Le principe général, admis par tous, est que le vendeur ne peut céder que des choses dont il est le légitime propriétaire. Cf. Code civil, art. 1598-1601. Si le vendeur cède, même de bonne foi, un bien ne lui appartenant pas, , l’acquéreur, même de bonne foi, ne devient pas légitime propriétaire. C’est alors que se posent les cas de conscience relativement aux possesseurs de bonne foi, de foi douteuse, de mauvaise foi. Voir Tanqueray, Synopsis theol. moralis, t. iii, n. 461 sq.

De plus, le droit naturel exige que la chose vendue ne soit pas substantiellement viciée ou modifiée. Un défaut qui rendrait l’objet acheté nuisible ou inutile, alors que l’acheteur entendait acquérir quelque chose de profitable et d’utile, empêche très certainement la vente ou l’achat d’être valable. Toutefois, pour couper court aux discussions possibles, le droit civil français déclare de tels contrats valables, mais rescisibles. Cf. Planiol, Traité élém. de droit civil, Paris, 1905, t. ii, n. 1053, 1055, 1056, 1058.’La qualité de la marchandise livrée à l’acheteur doit donc être exactement celle dont, on est convenu.

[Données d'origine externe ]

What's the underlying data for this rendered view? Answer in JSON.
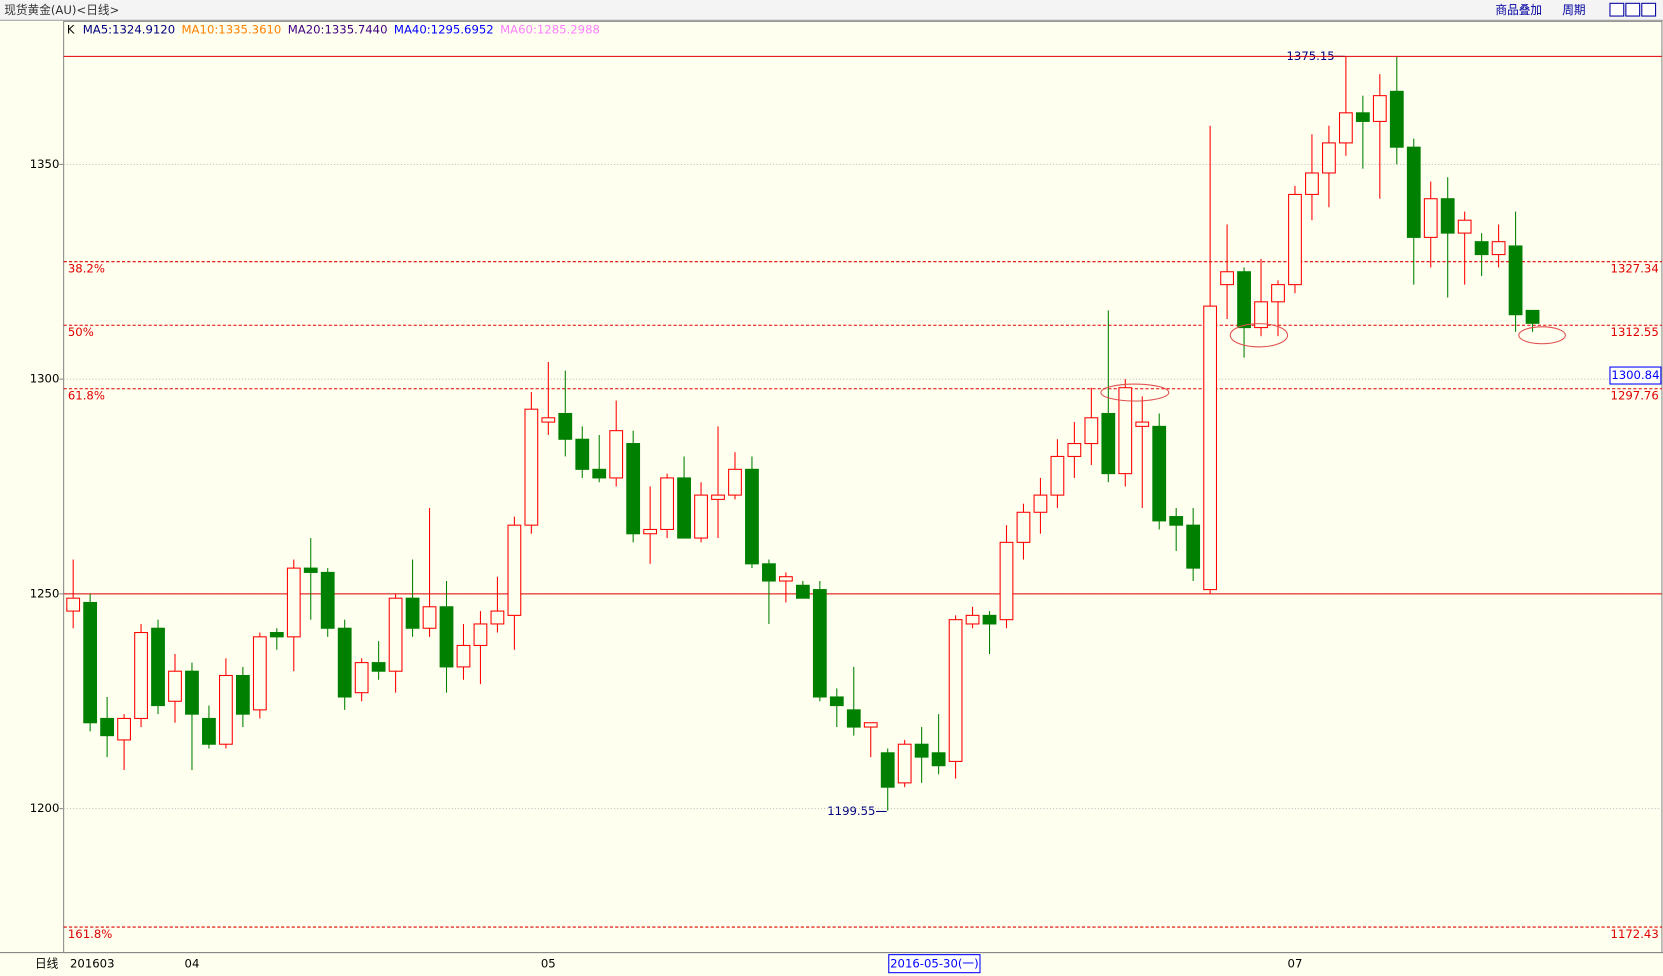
{
  "chart_data": {
    "type": "candlestick",
    "title": "现货黄金(AU)<日线>",
    "toolbar": [
      "商品叠加",
      "周期"
    ],
    "period_label": "日线",
    "cursor_label": "2016-05-30(一)",
    "header_prefix": "K",
    "ma_labels": [
      {
        "text": "MA5:1324.9120",
        "color": "#000080"
      },
      {
        "text": "MA10:1335.3610",
        "color": "#ff8000"
      },
      {
        "text": "MA20:1335.7440",
        "color": "#400080"
      },
      {
        "text": "MA40:1295.6952",
        "color": "#0000ff"
      },
      {
        "text": "MA60:1285.2988",
        "color": "#ff80ff"
      }
    ],
    "categories": [
      "201603",
      null,
      null,
      null,
      null,
      null,
      null,
      "04",
      null,
      null,
      null,
      null,
      null,
      null,
      null,
      null,
      null,
      null,
      null,
      null,
      null,
      null,
      null,
      null,
      null,
      null,
      null,
      null,
      "05",
      null,
      null,
      null,
      null,
      null,
      null,
      null,
      null,
      null,
      null,
      null,
      null,
      null,
      null,
      null,
      null,
      null,
      null,
      null,
      null,
      null,
      null,
      null,
      null,
      null,
      null,
      null,
      null,
      null,
      null,
      null,
      null,
      null,
      null,
      null,
      null,
      null,
      null,
      null,
      null,
      null,
      null,
      null,
      "07",
      null,
      null,
      null,
      null,
      null,
      null,
      null,
      null,
      null,
      null,
      null,
      null,
      null,
      null
    ],
    "open": [
      1246,
      1248,
      1221,
      1216,
      1221,
      1242,
      1225,
      1232,
      1221,
      1215,
      1231,
      1223,
      1241,
      1240,
      1256,
      1255,
      1242,
      1227,
      1234,
      1232,
      1249,
      1242,
      1247,
      1233,
      1238,
      1243,
      1245,
      1266,
      1290,
      1292,
      1286,
      1279,
      1277,
      1285,
      1264,
      1265,
      1277,
      1263,
      1272,
      1273,
      1279,
      1257,
      1253,
      1252,
      1251,
      1226,
      1223,
      1219,
      1213,
      1206,
      1215,
      1213,
      1211,
      1243,
      1245,
      1244,
      1262,
      1269,
      1273,
      1282,
      1285,
      1292,
      1278,
      1289,
      1289,
      1268,
      1266,
      1251,
      1322,
      1325,
      1312,
      1318,
      1322,
      1343,
      1348,
      1355,
      1362,
      1360,
      1367,
      1354,
      1333,
      1342,
      1334,
      1332,
      1329,
      1331,
      1316
    ],
    "high": [
      1258,
      1250,
      1226,
      1222,
      1243,
      1244,
      1236,
      1234,
      1224,
      1235,
      1233,
      1241,
      1242,
      1258,
      1263,
      1256,
      1244,
      1235,
      1239,
      1250,
      1258,
      1270,
      1253,
      1243,
      1246,
      1254,
      1268,
      1297,
      1304,
      1302,
      1289,
      1287,
      1295,
      1288,
      1275,
      1278,
      1282,
      1276,
      1289,
      1283,
      1282,
      1258,
      1255,
      1253,
      1253,
      1228,
      1233,
      1220,
      1214,
      1216,
      1219,
      1222,
      1245,
      1247,
      1246,
      1266,
      1271,
      1277,
      1286,
      1290,
      1298,
      1316,
      1300,
      1296,
      1292,
      1270,
      1270,
      1359,
      1336,
      1326,
      1328,
      1323,
      1345,
      1357,
      1359,
      1375.15,
      1366,
      1371,
      1375,
      1356,
      1346,
      1347,
      1339,
      1334,
      1336,
      1339,
      1316
    ],
    "low": [
      1242,
      1218,
      1212,
      1209,
      1219,
      1222,
      1220,
      1209,
      1214,
      1214,
      1219,
      1221,
      1237,
      1232,
      1244,
      1240,
      1223,
      1225,
      1230,
      1227,
      1240,
      1240,
      1227,
      1230,
      1229,
      1241,
      1237,
      1264,
      1287,
      1282,
      1277,
      1276,
      1275,
      1262,
      1257,
      1263,
      1263,
      1262,
      1263,
      1272,
      1256,
      1243,
      1248,
      1249,
      1225,
      1219,
      1217,
      1212,
      1199.55,
      1205,
      1206,
      1208,
      1207,
      1242,
      1236,
      1242,
      1258,
      1264,
      1270,
      1277,
      1280,
      1276,
      1275,
      1270,
      1265,
      1260,
      1253,
      1250,
      1314,
      1305,
      1310,
      1310,
      1320,
      1337,
      1340,
      1352,
      1349,
      1342,
      1350,
      1322,
      1326,
      1319,
      1322,
      1324,
      1326,
      1311,
      1311
    ],
    "close": [
      1249,
      1220,
      1217,
      1221,
      1241,
      1224,
      1232,
      1222,
      1215,
      1231,
      1222,
      1240,
      1240,
      1256,
      1255,
      1242,
      1226,
      1234,
      1232,
      1249,
      1242,
      1247,
      1233,
      1238,
      1243,
      1246,
      1266,
      1293,
      1291,
      1286,
      1279,
      1277,
      1288,
      1264,
      1265,
      1277,
      1263,
      1273,
      1273,
      1279,
      1257,
      1253,
      1254,
      1249,
      1226,
      1224,
      1219,
      1220,
      1205,
      1215,
      1212,
      1210,
      1244,
      1245,
      1243,
      1262,
      1269,
      1273,
      1282,
      1285,
      1291,
      1278,
      1298,
      1290,
      1267,
      1266,
      1256,
      1317,
      1325,
      1312,
      1318,
      1322,
      1343,
      1348,
      1355,
      1362,
      1360,
      1366,
      1354,
      1333,
      1342,
      1334,
      1337,
      1329,
      1332,
      1315,
      1313
    ],
    "up_color": "#ff0000",
    "down_color": "#008000",
    "ylim": [
      1166.5,
      1383.3
    ],
    "yticks": [
      1200,
      1250,
      1300,
      1350
    ],
    "grid": true,
    "range_lines": [
      1375.15,
      1250
    ],
    "fib_levels": [
      {
        "ratio": "38.2%",
        "value": 1327.34
      },
      {
        "ratio": "50%",
        "value": 1312.55
      },
      {
        "ratio": "61.8%",
        "value": 1297.76
      },
      {
        "ratio": "161.8%",
        "value": 1172.43
      }
    ],
    "max_label": "1375.15",
    "min_label": "1199.55",
    "last_price": 1300.84
  }
}
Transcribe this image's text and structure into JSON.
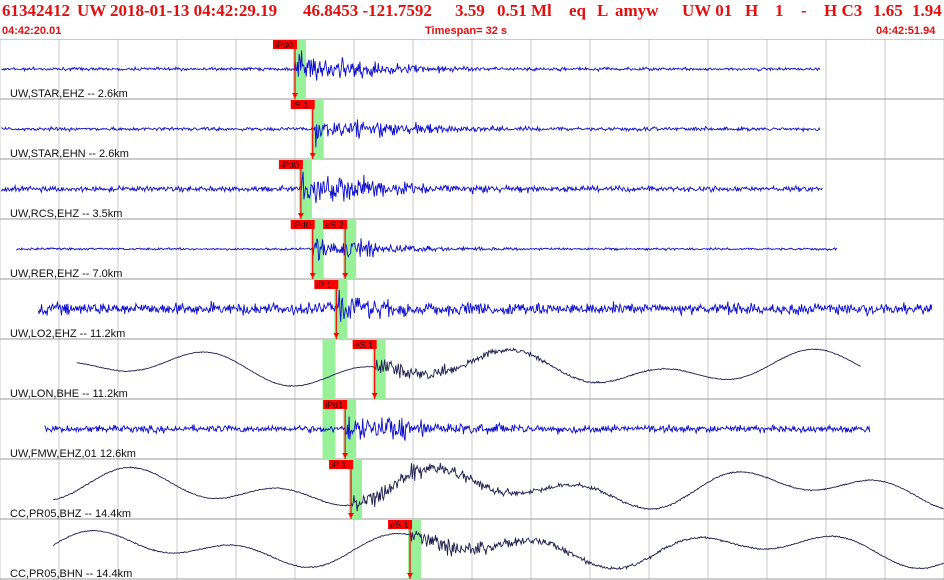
{
  "header": {
    "event_id": "61342412",
    "network": "UW",
    "datetime": "2018-01-13 04:42:29.19",
    "latlon": "46.8453 -121.7592",
    "depth": "3.59",
    "magnitude": "0.51 Ml",
    "type": "eq",
    "flag": "L",
    "author": "amyw",
    "solution": "UW 01",
    "h1": "H",
    "num": "1",
    "dash": "-",
    "quality": "H C3",
    "v1": "1.65",
    "v2": "1.94"
  },
  "subheader": {
    "start_time": "04:42:20.01",
    "timespan": "Timespan=  32 s",
    "end_time": "04:42:51.94"
  },
  "colors": {
    "header_text": "#e01010",
    "trace_blue": "#1010cc",
    "trace_dark": "#202050",
    "pick_red": "#ff0000",
    "highlight_green": "#98f098",
    "grid": "#c8c8c8"
  },
  "channels": [
    {
      "label": "UW,STAR,EHZ -- 2.6km",
      "style": "blue",
      "picks": [
        {
          "text": "iPd0",
          "time": 10.0
        }
      ]
    },
    {
      "label": "UW,STAR,EHN -- 2.6km",
      "style": "blue",
      "picks": [
        {
          "text": "iS 1",
          "time": 10.6
        }
      ]
    },
    {
      "label": "UW,RCS,EHZ -- 3.5km",
      "style": "blue",
      "picks": [
        {
          "text": "iPd0",
          "time": 10.2
        }
      ]
    },
    {
      "label": "UW,RER,EHZ -- 7.0km",
      "style": "blue",
      "picks": [
        {
          "text": "iPd0",
          "time": 10.6
        },
        {
          "text": "eS 2",
          "time": 11.7
        }
      ]
    },
    {
      "label": "UW,LO2,EHZ -- 11.2km",
      "style": "blue",
      "picks": [
        {
          "text": "iP 1",
          "time": 11.4
        }
      ]
    },
    {
      "label": "UW,LON,BHE -- 11.2km",
      "style": "dark",
      "picks": [
        {
          "text": "eS 1",
          "time": 12.7
        }
      ]
    },
    {
      "label": "UW,FMW,EHZ,01 12.6km",
      "style": "blue",
      "picks": [
        {
          "text": "iPd1",
          "time": 11.7
        }
      ]
    },
    {
      "label": "CC,PR05,BHZ -- 14.4km",
      "style": "dark",
      "picks": [
        {
          "text": "iP 1",
          "time": 11.9
        }
      ]
    },
    {
      "label": "CC,PR05,BHN -- 14.4km",
      "style": "dark",
      "picks": [
        {
          "text": "eS 1",
          "time": 13.9
        }
      ]
    }
  ]
}
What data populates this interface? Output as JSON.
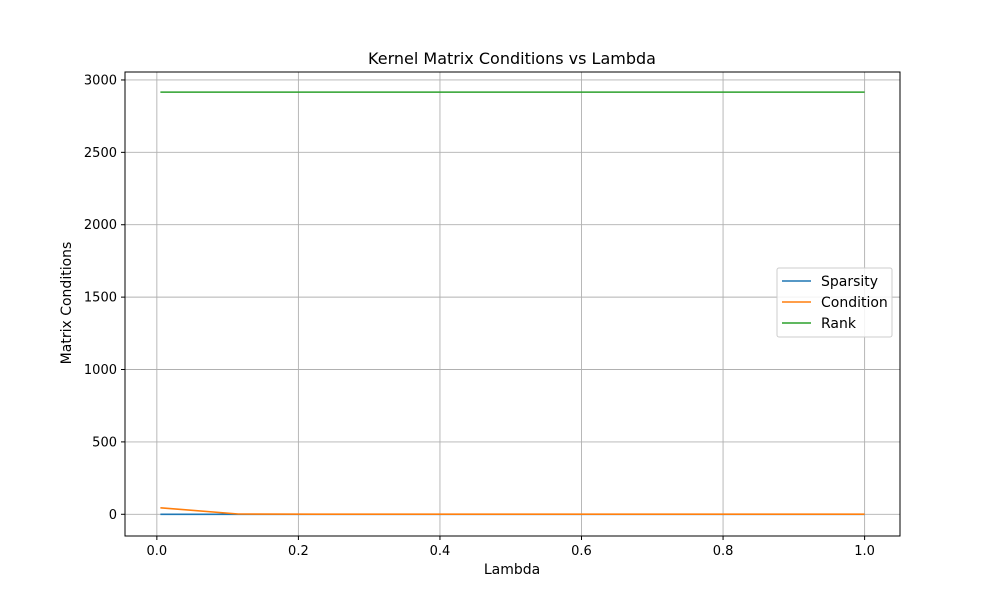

Voir plus loin. Aussi la morale naturelle, soutenue ici par la loi civile, interdit-elle les fraudes de toutes sortes. Au sujet de ces fraudes, qui vicient plus ou moins la qualité de la marchandise, se posent une quantité de cas de conscience concernant l’obligation de restituer ou de compenser. Si la fraude vicie substantiellement la denrée vendue, le contrat est, comme on l’a dit, ou nul ou rescisible. Si elle ne la vicie que d’une manière accidentelle, le contrat est rescisible au gré de l’acheteur, si toutefois elle est intervenue pour décider la vente. Cf. Tanquerey, op. cit., n. 611.